19/09/2018
ARRÊT N° 568/2018
N° RG 18/00829
MT/AB
Décision déférée du 07 Février 2018 - Juge de l'exécution de TOULOUSE ( 17/03101)
Mme X...
Yasser Y...
Vanessa Z...
C/
FONDS DE GARANTIE DES VICTIMES DES ACTES DE TERRORISME ET D'AUTRES INFRACTIONS
SCP FERES-MALE-RAYNAUD-SENEGAS
CONFIRMATION
Grosse délivrée
le
à
REPUBLIQUE FRANCAISE
AU NOM DU PEUPLE FRANCAIS
***
COUR D'APPEL DE TOULOUSE
3ème chambre
***
ARRÊT DU DIX NEUF SEPTEMBRE DEUX MILLE DIX HUIT
***
APPELANTS
Monsieur Yasser Y...
[...]
Représenté par Me François A..., avocat au barreau de TOULOUSE
Madame Vanessa Z...
[...]
Représentée par Me François A..., avocat au barreau de TOULOUSE
INTIMEES
FONDS DE GARANTIE DES VICTIMES DES ACTES DE TERRORISME ET D'AUTRES INFRACTIONS pris en la personne de son représentant légal, domicilié [...]
SCP FERES-MALE-RAYNAUD-SENEGAS pris en la personne de son représentant légal
[...],
[...]
[...]
Représentés par Me Damien F... de la SELARL CLF, avocat postulant au barreau de TOULOUSE et par Me Guillaume B... de la SCP REBOTIER B... & ASSOCIES, avocat plaidant au barreau de LYON
COMPOSITION DE LA COUR
En application des dispositions des articles 786 et 907 du Code de procédure civile, l'affaire a été débattue le 23 Juillet 2018, en audience publique, les avocats ne s'y étant pas opposés, devant A. C..., chargé du rapport.
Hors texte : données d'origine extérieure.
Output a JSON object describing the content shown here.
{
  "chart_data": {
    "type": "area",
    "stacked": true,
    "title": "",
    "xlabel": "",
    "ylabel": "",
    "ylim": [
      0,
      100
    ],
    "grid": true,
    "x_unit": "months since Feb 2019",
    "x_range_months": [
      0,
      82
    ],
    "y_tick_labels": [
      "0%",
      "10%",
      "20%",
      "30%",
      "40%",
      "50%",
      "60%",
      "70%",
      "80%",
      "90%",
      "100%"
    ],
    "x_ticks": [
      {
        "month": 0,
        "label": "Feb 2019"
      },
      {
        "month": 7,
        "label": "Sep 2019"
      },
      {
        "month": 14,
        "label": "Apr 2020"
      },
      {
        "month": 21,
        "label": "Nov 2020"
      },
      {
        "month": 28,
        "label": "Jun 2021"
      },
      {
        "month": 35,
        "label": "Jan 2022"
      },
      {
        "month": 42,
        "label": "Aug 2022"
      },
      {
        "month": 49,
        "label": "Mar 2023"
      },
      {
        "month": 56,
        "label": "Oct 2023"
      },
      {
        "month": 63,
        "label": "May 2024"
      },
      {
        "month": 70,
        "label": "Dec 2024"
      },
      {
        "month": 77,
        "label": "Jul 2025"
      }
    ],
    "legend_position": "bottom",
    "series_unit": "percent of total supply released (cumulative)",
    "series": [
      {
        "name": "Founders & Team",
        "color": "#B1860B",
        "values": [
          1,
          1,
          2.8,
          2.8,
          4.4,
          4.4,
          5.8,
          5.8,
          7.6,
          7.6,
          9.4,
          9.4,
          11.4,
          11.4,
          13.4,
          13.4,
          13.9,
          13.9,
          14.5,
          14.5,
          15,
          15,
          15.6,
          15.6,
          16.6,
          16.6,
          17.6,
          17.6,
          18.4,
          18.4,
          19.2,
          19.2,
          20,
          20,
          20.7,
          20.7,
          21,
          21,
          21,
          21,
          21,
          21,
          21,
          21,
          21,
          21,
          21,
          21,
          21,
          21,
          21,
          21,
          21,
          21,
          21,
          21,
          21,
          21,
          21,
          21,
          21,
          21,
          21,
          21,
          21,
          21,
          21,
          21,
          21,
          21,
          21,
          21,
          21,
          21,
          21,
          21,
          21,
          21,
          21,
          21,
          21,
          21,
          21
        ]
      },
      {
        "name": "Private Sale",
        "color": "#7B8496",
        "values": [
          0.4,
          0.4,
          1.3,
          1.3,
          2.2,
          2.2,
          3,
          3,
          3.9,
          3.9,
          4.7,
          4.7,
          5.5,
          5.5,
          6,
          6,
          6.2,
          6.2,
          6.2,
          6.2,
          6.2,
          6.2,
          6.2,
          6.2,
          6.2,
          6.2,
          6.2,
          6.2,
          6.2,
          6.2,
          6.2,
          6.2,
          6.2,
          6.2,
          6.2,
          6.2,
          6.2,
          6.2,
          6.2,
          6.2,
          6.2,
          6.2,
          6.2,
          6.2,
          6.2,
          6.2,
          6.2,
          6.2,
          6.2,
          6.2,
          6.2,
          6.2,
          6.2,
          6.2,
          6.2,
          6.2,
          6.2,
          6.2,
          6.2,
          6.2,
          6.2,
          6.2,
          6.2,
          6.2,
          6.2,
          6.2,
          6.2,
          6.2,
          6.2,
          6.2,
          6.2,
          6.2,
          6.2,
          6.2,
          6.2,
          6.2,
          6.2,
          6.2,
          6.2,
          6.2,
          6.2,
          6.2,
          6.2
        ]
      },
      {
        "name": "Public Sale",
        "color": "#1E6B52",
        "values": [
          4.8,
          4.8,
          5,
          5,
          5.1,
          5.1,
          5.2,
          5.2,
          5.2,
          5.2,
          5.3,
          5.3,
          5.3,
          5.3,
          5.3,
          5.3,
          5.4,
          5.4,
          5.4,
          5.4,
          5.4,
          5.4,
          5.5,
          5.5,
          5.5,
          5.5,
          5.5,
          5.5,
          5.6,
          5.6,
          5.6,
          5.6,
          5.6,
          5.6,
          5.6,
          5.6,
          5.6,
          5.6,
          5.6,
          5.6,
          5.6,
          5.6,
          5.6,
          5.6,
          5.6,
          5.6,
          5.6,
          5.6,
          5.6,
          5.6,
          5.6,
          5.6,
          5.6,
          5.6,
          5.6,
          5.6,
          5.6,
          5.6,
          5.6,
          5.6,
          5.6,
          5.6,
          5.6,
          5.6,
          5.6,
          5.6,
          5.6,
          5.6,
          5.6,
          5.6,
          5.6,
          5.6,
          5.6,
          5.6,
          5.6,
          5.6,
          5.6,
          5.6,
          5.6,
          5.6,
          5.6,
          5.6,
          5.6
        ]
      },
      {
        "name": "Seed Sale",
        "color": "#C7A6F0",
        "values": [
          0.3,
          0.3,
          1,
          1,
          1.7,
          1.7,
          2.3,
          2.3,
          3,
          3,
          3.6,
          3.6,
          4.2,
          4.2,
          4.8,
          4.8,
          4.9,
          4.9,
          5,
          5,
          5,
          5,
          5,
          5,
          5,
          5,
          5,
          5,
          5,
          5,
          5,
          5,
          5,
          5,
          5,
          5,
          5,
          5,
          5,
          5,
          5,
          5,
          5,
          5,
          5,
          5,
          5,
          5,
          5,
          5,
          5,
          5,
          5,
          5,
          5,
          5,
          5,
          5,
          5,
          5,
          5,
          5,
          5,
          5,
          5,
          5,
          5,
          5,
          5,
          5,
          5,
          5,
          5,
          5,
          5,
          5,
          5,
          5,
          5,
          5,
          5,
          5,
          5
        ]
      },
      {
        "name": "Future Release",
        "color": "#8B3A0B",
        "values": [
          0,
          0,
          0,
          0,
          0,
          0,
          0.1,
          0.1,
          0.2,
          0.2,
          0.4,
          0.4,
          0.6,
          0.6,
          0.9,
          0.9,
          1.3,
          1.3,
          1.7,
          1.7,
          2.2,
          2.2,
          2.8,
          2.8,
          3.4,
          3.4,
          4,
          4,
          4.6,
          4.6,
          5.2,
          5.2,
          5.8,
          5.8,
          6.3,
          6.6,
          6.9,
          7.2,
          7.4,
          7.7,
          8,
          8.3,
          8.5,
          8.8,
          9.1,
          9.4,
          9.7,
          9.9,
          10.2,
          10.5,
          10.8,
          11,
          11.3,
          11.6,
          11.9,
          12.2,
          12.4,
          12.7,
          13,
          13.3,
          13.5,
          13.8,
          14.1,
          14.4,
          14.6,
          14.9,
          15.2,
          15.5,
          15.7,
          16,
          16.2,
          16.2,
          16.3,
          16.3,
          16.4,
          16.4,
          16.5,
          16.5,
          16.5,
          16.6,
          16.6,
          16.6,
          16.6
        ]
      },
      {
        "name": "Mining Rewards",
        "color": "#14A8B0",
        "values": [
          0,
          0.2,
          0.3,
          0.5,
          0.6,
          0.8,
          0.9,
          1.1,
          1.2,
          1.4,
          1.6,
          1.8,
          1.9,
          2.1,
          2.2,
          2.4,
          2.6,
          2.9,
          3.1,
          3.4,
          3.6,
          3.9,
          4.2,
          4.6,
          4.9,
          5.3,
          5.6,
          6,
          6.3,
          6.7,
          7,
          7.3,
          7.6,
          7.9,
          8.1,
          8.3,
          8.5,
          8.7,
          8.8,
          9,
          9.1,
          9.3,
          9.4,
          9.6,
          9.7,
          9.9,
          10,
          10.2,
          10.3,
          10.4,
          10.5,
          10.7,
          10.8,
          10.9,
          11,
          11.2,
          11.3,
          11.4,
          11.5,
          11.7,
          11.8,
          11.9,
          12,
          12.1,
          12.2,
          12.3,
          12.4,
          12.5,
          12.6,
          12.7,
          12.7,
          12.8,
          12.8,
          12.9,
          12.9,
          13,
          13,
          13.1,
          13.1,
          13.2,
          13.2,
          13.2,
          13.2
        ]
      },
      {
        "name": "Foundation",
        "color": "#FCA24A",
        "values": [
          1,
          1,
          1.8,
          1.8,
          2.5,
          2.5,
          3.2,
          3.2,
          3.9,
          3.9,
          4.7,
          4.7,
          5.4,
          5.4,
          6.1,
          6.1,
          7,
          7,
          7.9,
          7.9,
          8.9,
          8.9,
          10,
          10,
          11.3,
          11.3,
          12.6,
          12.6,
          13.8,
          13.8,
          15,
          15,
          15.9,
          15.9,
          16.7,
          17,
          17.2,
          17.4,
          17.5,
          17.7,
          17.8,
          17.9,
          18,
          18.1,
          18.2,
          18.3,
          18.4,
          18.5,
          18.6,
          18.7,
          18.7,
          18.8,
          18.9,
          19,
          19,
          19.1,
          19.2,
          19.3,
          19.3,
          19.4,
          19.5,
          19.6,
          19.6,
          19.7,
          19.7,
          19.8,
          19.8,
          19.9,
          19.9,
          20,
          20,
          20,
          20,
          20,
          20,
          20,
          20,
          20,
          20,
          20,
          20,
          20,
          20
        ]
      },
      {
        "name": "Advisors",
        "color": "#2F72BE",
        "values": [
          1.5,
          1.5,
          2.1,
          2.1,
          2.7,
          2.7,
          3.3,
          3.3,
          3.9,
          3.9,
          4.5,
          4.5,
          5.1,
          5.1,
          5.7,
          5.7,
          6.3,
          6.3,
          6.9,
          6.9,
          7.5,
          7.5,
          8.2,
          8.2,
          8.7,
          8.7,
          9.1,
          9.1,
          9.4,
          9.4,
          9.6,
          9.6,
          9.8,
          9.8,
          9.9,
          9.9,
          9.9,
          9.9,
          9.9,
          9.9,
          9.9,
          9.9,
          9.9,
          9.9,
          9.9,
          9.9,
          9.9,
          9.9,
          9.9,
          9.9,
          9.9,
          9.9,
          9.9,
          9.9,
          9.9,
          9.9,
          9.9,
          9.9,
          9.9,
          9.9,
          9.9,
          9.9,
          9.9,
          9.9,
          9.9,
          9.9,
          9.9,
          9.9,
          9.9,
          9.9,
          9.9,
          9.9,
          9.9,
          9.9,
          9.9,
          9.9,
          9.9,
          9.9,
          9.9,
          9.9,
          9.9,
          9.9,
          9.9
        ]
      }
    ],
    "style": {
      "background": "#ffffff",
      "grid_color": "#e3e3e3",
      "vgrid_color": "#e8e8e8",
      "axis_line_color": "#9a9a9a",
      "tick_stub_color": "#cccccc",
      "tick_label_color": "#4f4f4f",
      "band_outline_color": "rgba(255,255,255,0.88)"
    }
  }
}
Ce magistrat a rendu compte des plaidoiries dans le délibéré de la Cour, composée de :
C. G..., président
A. C..., conseiller
A. MAZARIN-GEORGIN, conseiller
Greffier, lors des débats : A. BORDE
ARRET :
- CONTRADICTOIRE
- prononcé publiquement par mise à disposition au greffe après avis aux parties
- signé par C. G..., président, et par M. BUTEL, greffier de chambre
EXPOSÉ DU LITIGE.
Vu l'appel interjeté le 20 février 2018 par les consorts Yasser Y... et Vanessa Z... à l'encontre d'un jugement du juge de l'exécution du tribunal de grande instance de TOULOUSE en date du 7 février 2018.
Vu les conclusions des consorts Yasser Y... et Vanessa Z... en date du 21 juin 2018.
Vu les conclusions de Fonds de Garantie et de la SCP FERES MALE RAYNAUD SENEGAS en date du 5 mai 2018.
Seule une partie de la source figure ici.